1981, à Gotham City, un clown se scrute dans la glace. Pendant que la radio diffuse les dernières nouvelles sur la grève des éboueurs qui empeste la ville, Arthur Fleck tire sur ses zygomatiques avec les doigts pour se forcer à sourire, avant de renoncer, le visage défait. Le film va nous montrer pas à pas l’accès au mal, au meurtre, au chaos, nous mettre en somme devant les yeux comment un malade mental devient un meurtrier, ou comment un anonyme devient le plus iconique des supers-vilains : le Joker.
Arthur se bat dans un monde qui oscille entre indifférence, humiliation et hyper-violence. Il a des crises de rire incontrôlées et plus que gênantes dans les transports en commun, il se fait tabasser gratuitement par des gamins et vit toujours chez sa mère ; sa pauvre paye ne lui permet pas de faire autrement. Et il semble que dans sa vie, il n’y ait qu’elle. Célibataire sans enfant, il représente le looser d’une Amérique détruite.

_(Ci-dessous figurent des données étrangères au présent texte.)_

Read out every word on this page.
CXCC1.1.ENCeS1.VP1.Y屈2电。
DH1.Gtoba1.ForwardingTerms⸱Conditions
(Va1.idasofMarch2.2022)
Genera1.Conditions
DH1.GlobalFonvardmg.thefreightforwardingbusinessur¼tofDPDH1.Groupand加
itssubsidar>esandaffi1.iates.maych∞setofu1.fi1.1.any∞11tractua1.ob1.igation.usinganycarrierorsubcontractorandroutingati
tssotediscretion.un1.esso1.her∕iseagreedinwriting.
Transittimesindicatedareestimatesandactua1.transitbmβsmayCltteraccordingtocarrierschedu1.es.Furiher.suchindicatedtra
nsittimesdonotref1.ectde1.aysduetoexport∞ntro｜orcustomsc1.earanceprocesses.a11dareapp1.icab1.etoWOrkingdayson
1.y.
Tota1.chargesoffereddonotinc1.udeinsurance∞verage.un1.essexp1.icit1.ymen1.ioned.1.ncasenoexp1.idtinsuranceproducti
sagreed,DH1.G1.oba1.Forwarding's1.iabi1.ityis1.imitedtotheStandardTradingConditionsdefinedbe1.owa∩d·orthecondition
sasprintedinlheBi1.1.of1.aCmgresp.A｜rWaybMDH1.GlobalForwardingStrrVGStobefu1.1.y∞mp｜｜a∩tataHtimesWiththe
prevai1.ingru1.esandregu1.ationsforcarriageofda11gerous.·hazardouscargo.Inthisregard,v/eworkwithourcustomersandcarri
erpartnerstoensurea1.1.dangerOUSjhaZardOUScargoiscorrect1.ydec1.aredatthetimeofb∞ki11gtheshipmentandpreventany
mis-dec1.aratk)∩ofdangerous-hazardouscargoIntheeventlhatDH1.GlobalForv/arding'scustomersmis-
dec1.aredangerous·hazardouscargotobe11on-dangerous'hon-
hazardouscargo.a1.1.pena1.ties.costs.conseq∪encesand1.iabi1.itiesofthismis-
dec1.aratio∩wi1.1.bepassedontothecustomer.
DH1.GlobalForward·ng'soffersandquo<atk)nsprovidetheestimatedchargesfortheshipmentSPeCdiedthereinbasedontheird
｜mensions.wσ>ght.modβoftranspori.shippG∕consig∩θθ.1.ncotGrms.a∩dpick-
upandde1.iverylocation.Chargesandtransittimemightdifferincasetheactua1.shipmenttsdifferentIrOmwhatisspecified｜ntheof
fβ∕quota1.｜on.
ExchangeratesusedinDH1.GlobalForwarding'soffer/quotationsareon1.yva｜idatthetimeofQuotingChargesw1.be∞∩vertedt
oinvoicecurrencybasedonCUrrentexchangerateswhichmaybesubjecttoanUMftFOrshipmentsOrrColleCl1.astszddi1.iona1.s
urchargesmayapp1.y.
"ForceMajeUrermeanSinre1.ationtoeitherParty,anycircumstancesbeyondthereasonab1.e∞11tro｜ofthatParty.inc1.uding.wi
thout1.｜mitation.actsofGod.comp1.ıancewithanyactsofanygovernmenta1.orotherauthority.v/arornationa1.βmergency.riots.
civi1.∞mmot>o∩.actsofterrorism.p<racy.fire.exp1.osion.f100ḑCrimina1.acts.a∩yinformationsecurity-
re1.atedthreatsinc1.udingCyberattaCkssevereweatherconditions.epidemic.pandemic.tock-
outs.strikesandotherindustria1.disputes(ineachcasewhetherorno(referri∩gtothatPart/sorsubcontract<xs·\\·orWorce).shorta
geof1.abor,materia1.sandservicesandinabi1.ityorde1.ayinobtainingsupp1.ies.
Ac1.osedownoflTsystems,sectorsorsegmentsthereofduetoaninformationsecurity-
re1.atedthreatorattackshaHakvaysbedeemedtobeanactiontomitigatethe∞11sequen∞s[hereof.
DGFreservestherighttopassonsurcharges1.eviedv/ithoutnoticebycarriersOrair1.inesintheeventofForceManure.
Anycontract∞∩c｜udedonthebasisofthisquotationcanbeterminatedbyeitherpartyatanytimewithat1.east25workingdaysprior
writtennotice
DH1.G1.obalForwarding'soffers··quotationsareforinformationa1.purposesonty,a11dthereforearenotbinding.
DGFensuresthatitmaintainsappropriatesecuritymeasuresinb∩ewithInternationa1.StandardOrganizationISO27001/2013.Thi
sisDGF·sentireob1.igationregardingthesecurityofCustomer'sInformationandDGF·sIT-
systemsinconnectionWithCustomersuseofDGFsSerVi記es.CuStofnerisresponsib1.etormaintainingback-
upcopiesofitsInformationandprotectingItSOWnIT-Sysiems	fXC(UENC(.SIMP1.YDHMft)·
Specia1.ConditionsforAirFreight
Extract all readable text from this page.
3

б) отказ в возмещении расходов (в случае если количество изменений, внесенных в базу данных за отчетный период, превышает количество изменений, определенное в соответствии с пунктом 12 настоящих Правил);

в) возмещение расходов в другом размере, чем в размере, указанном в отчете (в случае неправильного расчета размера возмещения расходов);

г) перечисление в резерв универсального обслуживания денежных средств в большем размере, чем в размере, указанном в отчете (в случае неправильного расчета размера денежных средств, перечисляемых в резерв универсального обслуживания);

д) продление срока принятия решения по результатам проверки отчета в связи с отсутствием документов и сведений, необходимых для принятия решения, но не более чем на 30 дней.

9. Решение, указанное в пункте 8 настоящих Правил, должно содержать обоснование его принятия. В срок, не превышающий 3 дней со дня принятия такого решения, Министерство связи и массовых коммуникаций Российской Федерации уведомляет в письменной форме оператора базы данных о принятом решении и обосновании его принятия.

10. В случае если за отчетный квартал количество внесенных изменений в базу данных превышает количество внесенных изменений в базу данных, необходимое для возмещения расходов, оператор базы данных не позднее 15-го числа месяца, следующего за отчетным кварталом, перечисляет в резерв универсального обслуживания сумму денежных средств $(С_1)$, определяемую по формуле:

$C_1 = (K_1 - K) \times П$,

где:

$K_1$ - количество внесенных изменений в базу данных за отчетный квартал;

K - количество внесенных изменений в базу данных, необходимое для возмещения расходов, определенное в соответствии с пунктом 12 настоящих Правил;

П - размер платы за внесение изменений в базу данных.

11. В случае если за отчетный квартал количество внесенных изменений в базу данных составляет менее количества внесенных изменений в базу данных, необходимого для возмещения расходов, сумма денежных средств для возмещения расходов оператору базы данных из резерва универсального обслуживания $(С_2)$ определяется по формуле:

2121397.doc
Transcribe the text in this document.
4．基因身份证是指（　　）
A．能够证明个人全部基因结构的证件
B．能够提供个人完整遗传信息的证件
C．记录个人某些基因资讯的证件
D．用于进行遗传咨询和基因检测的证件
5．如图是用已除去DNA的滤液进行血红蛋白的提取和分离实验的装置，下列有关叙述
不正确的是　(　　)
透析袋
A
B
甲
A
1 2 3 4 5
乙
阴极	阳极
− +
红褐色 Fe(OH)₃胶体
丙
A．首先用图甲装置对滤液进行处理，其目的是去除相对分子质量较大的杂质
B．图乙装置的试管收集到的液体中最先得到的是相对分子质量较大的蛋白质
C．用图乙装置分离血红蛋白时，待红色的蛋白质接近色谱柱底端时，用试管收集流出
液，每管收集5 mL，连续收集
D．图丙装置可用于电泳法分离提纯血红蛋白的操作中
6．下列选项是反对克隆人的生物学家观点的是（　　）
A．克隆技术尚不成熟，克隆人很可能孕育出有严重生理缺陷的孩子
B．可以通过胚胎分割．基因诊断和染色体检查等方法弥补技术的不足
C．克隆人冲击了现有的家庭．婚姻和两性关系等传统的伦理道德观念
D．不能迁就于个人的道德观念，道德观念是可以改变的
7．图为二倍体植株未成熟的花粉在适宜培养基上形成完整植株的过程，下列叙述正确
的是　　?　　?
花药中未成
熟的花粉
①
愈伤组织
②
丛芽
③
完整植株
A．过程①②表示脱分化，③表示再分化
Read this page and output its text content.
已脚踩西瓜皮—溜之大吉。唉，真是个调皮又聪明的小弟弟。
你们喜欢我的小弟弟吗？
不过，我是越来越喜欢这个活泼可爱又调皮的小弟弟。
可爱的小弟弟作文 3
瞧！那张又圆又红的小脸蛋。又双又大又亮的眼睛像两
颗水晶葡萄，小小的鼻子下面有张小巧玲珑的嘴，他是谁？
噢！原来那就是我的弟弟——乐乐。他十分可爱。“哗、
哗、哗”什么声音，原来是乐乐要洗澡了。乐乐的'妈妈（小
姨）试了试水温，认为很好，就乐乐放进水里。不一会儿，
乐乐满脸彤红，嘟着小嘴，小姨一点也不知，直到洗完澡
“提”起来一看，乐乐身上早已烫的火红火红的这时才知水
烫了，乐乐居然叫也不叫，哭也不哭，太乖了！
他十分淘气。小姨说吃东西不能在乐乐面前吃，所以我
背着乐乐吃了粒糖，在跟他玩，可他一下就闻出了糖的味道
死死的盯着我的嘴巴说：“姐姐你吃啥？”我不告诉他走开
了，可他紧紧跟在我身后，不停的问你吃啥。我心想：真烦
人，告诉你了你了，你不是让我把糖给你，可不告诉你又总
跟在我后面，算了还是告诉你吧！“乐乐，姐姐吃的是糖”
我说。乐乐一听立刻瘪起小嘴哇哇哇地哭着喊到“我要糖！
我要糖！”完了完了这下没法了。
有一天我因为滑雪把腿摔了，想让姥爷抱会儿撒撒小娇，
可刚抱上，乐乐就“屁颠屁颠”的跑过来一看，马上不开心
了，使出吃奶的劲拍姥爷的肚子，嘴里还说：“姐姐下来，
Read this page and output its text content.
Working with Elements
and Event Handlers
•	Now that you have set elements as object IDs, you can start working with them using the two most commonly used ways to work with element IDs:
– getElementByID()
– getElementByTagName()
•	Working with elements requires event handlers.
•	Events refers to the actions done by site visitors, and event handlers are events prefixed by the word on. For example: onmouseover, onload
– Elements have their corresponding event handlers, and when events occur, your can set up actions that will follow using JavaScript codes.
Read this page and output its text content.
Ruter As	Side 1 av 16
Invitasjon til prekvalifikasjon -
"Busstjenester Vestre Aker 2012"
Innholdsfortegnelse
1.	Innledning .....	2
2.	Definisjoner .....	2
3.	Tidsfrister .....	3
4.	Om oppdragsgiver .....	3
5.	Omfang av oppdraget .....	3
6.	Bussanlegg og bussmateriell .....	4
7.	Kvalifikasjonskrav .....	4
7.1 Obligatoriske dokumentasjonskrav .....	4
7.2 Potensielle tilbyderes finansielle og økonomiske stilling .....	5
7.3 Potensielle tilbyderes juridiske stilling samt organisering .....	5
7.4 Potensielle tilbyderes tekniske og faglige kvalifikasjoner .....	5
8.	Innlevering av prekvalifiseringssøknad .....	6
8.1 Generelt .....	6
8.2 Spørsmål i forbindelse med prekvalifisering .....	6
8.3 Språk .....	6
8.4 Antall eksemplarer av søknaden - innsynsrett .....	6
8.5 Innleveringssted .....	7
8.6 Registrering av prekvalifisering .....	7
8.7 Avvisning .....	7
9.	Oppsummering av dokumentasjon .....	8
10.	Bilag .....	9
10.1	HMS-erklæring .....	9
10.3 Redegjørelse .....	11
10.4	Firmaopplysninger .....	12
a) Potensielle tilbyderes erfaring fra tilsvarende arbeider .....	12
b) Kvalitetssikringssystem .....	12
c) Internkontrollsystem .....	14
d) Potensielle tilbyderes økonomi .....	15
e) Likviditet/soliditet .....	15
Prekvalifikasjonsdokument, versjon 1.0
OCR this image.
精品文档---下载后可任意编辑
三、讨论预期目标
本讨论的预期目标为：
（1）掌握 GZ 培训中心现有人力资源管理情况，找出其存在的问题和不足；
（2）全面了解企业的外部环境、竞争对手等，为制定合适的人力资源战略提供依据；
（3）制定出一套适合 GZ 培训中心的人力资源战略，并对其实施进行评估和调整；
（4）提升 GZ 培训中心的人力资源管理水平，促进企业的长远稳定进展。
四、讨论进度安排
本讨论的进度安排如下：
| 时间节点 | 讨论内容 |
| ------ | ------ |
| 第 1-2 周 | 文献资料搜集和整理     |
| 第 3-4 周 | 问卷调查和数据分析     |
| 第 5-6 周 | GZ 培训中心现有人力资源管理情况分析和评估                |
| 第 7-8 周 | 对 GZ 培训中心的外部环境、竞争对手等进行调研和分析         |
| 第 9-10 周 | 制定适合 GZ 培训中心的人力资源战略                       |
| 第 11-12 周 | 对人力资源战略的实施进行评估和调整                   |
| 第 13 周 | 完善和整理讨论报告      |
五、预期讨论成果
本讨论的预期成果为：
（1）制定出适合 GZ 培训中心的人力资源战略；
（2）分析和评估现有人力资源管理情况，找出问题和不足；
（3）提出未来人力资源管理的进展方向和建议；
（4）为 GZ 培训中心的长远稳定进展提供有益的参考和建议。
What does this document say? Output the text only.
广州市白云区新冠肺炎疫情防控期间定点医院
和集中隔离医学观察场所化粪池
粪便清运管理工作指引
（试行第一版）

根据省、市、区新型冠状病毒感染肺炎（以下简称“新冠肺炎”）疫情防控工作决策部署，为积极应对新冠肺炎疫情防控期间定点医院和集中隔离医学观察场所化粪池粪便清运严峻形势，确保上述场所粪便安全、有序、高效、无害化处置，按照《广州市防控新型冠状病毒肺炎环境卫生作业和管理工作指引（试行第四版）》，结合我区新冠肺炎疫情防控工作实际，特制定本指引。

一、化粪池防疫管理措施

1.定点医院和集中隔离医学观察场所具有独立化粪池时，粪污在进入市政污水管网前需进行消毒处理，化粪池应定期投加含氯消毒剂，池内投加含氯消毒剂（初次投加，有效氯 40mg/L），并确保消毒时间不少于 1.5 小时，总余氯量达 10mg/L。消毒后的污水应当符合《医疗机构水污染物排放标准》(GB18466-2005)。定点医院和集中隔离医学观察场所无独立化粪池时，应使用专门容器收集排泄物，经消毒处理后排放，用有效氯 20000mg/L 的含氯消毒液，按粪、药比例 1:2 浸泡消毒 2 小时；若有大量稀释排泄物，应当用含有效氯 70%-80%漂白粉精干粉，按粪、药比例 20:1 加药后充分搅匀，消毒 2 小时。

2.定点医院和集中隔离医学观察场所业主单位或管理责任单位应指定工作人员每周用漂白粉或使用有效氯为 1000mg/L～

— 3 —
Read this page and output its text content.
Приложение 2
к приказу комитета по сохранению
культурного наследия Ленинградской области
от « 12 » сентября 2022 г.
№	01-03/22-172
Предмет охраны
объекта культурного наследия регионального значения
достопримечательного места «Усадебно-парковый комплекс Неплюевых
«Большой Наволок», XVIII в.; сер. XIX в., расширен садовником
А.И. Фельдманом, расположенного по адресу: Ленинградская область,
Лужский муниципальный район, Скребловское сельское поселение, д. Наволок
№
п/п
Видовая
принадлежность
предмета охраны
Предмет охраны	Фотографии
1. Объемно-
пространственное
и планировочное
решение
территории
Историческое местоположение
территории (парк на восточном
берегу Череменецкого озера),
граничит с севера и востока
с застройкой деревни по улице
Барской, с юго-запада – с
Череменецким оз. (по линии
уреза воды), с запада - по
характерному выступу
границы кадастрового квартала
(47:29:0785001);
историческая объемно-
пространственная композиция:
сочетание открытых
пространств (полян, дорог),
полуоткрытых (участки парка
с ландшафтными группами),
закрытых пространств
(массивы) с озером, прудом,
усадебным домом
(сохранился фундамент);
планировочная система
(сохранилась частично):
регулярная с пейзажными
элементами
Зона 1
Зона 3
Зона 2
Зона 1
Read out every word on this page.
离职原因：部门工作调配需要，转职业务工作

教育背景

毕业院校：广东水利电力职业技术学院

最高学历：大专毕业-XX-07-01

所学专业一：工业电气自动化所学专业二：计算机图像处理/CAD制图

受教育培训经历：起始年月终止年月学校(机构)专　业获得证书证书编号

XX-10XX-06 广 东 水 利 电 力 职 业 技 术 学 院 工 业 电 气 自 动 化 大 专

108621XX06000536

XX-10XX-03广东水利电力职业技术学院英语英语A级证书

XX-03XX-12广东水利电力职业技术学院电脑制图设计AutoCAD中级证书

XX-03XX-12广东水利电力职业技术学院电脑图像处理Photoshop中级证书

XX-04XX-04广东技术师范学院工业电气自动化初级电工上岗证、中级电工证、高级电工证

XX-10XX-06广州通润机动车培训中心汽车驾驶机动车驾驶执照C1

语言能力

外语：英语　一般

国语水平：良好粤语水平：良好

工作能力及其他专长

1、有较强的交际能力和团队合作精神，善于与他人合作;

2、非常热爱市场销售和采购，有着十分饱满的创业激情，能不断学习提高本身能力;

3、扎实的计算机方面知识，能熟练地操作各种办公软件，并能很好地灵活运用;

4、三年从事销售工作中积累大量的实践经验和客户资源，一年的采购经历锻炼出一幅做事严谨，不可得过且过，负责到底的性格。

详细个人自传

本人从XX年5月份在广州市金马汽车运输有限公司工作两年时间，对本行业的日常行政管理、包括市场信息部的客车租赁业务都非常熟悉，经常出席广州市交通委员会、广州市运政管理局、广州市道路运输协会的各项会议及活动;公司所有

Un soir où Arthur vient d’être renvoyé de son job minable, il est pris à parti par trois types, représentant pour le coup les gagnants de la décennie reaganienne : par légitime défense il en abat deux, et finti le troisième qui tentait de s’échapper. Et ce triple meurtre, chez lui, loin d’être une chute, est une véritable naissance. Parallèlement à ces événement vont se développer chez lui des rêves de grandeur pour échapper à sa condition : devenir un stand-upper riche et célèbre, et surtout, passer à l’émission de télé Live with Murray Franklin (au delà de la référence à la Valse des Pantins, on peut rapprocher cette drogue de la célébrité du personnage joué par Ellen Burstyn dans Requiem for a Dream, qui finira torturée aux électrochocs en hôpital psychiatrique).
Qu’il existe encore des expériences communes de cinéma est assez rassurant, dans une époque où chacun va piocher dans son congélateur Netflix des films et des séries en barquettes. Que ce soit Joker qui sauve la peau de DC pourrait par contre paraître pratiquement comme une anomalie dans le système - le film a rapporté plus de vingt fois son budget. Le plus étonnant est le CV du réalisateur, auteur de comédies régressives comme Retour à la fac et la trilogie des Very Bad Trip, pas un manchot donc mais pas non plus un grand maître de blockbusters d’auteur aux teintes crépusculaires.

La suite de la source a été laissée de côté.